# TreeSatAI Time Series Dataset

## Intro

TreeSatAI is a comprehensive dataset for forest species classification using multi-temporal Sentinel-2 satellite imagery. The dataset provides time series of optical imagery with detailed forest inventory annotations, enabling automated tree species identification and forest monitoring across diverse European forest ecosystems.
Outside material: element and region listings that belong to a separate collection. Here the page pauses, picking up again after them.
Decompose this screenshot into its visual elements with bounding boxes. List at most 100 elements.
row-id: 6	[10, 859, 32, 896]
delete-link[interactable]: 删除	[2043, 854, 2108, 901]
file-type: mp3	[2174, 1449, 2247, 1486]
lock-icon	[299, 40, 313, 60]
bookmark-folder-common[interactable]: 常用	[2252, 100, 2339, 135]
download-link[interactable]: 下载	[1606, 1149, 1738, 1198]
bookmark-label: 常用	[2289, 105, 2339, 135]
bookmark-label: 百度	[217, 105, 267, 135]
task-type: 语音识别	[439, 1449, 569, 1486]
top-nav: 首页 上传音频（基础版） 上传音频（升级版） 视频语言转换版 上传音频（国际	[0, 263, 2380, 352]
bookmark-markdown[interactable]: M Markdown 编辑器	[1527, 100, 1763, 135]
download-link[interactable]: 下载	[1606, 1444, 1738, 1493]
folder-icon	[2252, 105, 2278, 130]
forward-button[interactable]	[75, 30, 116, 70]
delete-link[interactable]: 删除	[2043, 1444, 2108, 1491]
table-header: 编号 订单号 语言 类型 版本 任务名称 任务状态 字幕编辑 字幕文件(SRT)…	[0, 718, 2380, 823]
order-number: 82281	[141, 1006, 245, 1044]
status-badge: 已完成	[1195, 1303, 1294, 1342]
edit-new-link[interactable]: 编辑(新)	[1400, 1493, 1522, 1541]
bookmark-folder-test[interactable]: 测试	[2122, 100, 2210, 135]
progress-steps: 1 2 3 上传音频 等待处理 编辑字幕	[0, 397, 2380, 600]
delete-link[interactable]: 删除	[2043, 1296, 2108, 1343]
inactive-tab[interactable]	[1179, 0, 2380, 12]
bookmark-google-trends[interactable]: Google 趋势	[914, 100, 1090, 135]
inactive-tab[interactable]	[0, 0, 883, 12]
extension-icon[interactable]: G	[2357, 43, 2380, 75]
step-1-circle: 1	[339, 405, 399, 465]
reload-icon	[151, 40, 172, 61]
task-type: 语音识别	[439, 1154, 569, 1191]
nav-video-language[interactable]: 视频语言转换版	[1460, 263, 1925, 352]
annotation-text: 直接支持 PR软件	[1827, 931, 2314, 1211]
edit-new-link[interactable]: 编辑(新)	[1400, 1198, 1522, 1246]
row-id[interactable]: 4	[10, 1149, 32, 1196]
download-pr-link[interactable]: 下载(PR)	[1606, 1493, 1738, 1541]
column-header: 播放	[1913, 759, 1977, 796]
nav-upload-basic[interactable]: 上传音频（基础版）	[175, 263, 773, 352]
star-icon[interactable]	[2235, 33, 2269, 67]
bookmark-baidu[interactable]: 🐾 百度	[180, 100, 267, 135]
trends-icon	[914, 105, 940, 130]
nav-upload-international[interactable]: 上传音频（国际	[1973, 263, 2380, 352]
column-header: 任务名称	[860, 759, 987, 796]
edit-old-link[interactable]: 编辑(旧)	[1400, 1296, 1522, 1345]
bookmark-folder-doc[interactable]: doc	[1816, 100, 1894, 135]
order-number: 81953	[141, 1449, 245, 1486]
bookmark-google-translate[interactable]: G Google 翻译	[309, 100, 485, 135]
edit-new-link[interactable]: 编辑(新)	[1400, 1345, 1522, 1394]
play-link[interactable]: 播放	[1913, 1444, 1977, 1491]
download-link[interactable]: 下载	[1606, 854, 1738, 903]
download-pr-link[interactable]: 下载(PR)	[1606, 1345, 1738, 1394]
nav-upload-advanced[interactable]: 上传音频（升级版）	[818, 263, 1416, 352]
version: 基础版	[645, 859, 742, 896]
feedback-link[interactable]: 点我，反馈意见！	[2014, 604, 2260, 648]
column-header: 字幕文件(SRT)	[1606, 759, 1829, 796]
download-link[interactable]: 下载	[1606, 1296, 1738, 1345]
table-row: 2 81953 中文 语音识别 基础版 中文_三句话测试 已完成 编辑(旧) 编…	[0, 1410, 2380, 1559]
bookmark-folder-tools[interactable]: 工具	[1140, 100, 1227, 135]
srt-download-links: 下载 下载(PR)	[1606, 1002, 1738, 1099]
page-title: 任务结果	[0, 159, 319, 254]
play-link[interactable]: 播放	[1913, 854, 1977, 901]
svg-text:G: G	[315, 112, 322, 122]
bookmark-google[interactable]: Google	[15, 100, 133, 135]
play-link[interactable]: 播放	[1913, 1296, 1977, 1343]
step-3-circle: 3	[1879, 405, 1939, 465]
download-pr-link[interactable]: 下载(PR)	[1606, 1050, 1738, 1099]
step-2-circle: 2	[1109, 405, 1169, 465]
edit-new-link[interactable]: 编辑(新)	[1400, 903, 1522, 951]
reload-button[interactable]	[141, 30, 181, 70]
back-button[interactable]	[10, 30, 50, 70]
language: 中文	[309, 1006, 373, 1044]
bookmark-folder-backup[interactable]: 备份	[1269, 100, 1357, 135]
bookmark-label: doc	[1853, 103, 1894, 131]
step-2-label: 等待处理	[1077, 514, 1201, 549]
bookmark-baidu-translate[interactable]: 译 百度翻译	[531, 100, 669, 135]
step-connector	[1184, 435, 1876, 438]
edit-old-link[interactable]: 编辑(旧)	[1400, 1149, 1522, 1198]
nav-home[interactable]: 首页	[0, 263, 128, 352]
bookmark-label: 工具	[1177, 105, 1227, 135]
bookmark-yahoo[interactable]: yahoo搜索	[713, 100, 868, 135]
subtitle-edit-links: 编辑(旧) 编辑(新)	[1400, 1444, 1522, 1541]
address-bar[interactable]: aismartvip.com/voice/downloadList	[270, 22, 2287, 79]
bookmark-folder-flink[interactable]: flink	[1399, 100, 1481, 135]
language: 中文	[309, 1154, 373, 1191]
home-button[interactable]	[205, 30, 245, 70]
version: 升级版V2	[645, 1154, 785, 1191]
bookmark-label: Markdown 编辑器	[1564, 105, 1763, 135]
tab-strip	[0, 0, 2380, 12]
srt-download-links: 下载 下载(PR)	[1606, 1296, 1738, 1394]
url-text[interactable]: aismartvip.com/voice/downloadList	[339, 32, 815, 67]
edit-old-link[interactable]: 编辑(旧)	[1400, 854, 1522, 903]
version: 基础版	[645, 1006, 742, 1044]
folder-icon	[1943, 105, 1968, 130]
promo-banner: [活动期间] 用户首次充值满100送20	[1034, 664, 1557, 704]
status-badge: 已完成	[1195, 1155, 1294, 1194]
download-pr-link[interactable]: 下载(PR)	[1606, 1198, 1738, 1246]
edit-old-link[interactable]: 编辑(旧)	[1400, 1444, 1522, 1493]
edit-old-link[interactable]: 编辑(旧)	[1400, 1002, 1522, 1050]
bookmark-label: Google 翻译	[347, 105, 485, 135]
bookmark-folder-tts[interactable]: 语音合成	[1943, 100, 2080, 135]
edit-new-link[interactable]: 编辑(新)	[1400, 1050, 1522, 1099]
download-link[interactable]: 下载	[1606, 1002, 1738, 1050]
It addresses the critical challenge of large-scale forest species mapping for biodiversity assessment, forest management, and ecological monitoring applications.

## Dataset Characteristics

- **Modalities**: 
  - Multi-temporal Sentinel-2 optical imagery
- **Spatial Resolution**: 10m (resampled from native Sentinel-2 bands)
- **Temporal Resolution**: Monthly time series across growing seasons
- **Spectral Bands**: 
  - S2: 10 bands (B02, B03, B04, B05, B06, B07, B08, B8A, B11, B12)
- **Image Dimensions**: 32x32 pixels per patch (forest stand level)
- **Labels**: Tree species classification
  - 13 major European tree species
  - Including deciduous and coniferous species
- **Geographic Distribution**: France (comprehensive forest coverage)
- **Temporal Coverage**: Multi-year time series (2018-2020)
- **Forest Types**: Diverse European forest ecosystems

## Dataset Setup and Initialization

In [None]:
from pathlib import Path
from geobench_v2.datamodules import GeoBenchTreeSatAIDataModule

# Setup paths
PROJECT_ROOT = Path("../../")

# Initialize datamodule
datamodule = GeoBenchTreeSatAIDataModule(
    img_size=32,
    batch_size=32,
    num_workers=4,
    root=PROJECT_ROOT / "data" / "treesatai",
    download=True
)
datamodule.setup("fit")
datamodule.setup("test")

print("TreeSatAI datamodule initialized successfully!")
print(f"Training samples: {len(datamodule.train_dataset)}")
print(f"Validation samples: {len(datamodule.val_dataset)}")
print(f"Test samples: {len(datamodule.test_dataset)}")

## Geographic Distribution Visualization

The TreeSatAI dataset covers diverse French forest ecosystems, representing the major European forest types and species distributions:

In [None]:
geo_fig = datamodule.visualize_geospatial_distribution()

## Sample Data Visualization

The dataset provides multi-temporal Sentinel-2 imagery with detailed tree species classification for forest monitoring:

In [None]:
fig, batch = datamodule.visualize_batch()

## GeoBenchV2 Processing Pipeline

### Preprocessing Steps

1. **Multi-Temporal Forest Analysis**:
   - Created monthly time series from Sentinel-2 acquisitions across growing seasons
   - Applied cloud masking and temporal interpolation for data gaps
   - Optimized temporal sampling for phenological discrimination

2. **Forest Inventory Integration**:
   - Aligned satellite imagery with detailed forest inventory data
   - Applied spatial aggregation to forest stand level (32x32 pixels)
   - Integrated ground truth from national forest inventory programs

3. **Quality Control and Filtering**:
   - Filtered forest stands with mixed species or unclear boundaries
   - Applied temporal completeness filtering for reliable species classification
   - Maintained representation across all major European tree species

4. **Split Generation**:
   - Applied geographic clustering to prevent spatial autocorrelation
   - Used forest region-based splitting for ecological independence
   - Maintained species diversity and forest type representation across splits

### Label Processing
- **13-Class Species Classification**: Comprehensive European tree species identification
- **Phenological Validation**: Species classification validated using seasonal patterns
- **Forest Inventory Cross-Reference**: Labels validated against national forest inventory data

## References

1. Ahlswede, S., Schulz, C., Gava, C., Helber, P., Bischke, B., Förster, M., ... & Kleinschmit, B. (2023). TreeSatAI Benchmark Archive: A multi-sensor, multi-label dataset for tree species classification in remote sensing. *Earth System Science Data*, 15(2), 681-695.

2. TreeSatAI Dataset: https://huggingface.co/datasets/IGNF/TreeSatAI-Time-Series

3. Forest Species Classification: Immitzer, M., Atzberger, C., & Koukal, T. (2012). Tree species classification with random forest using very high spatial resolution 8-band WorldView-2 satellite data. *Remote Sensing*, 4(9), 2661-2693.

4. Multi-Temporal Forest Monitoring: Pasquarella, V. J., Holden, C. E., Kaufman, L., & Woodcock, C. E. (2016). From imagery to ecology: leveraging time series of all available Landsat observations to map and monitor ecosystem state and dynamics. *Remote Sensing in Ecology and Conservation*, 2(3), 152-170.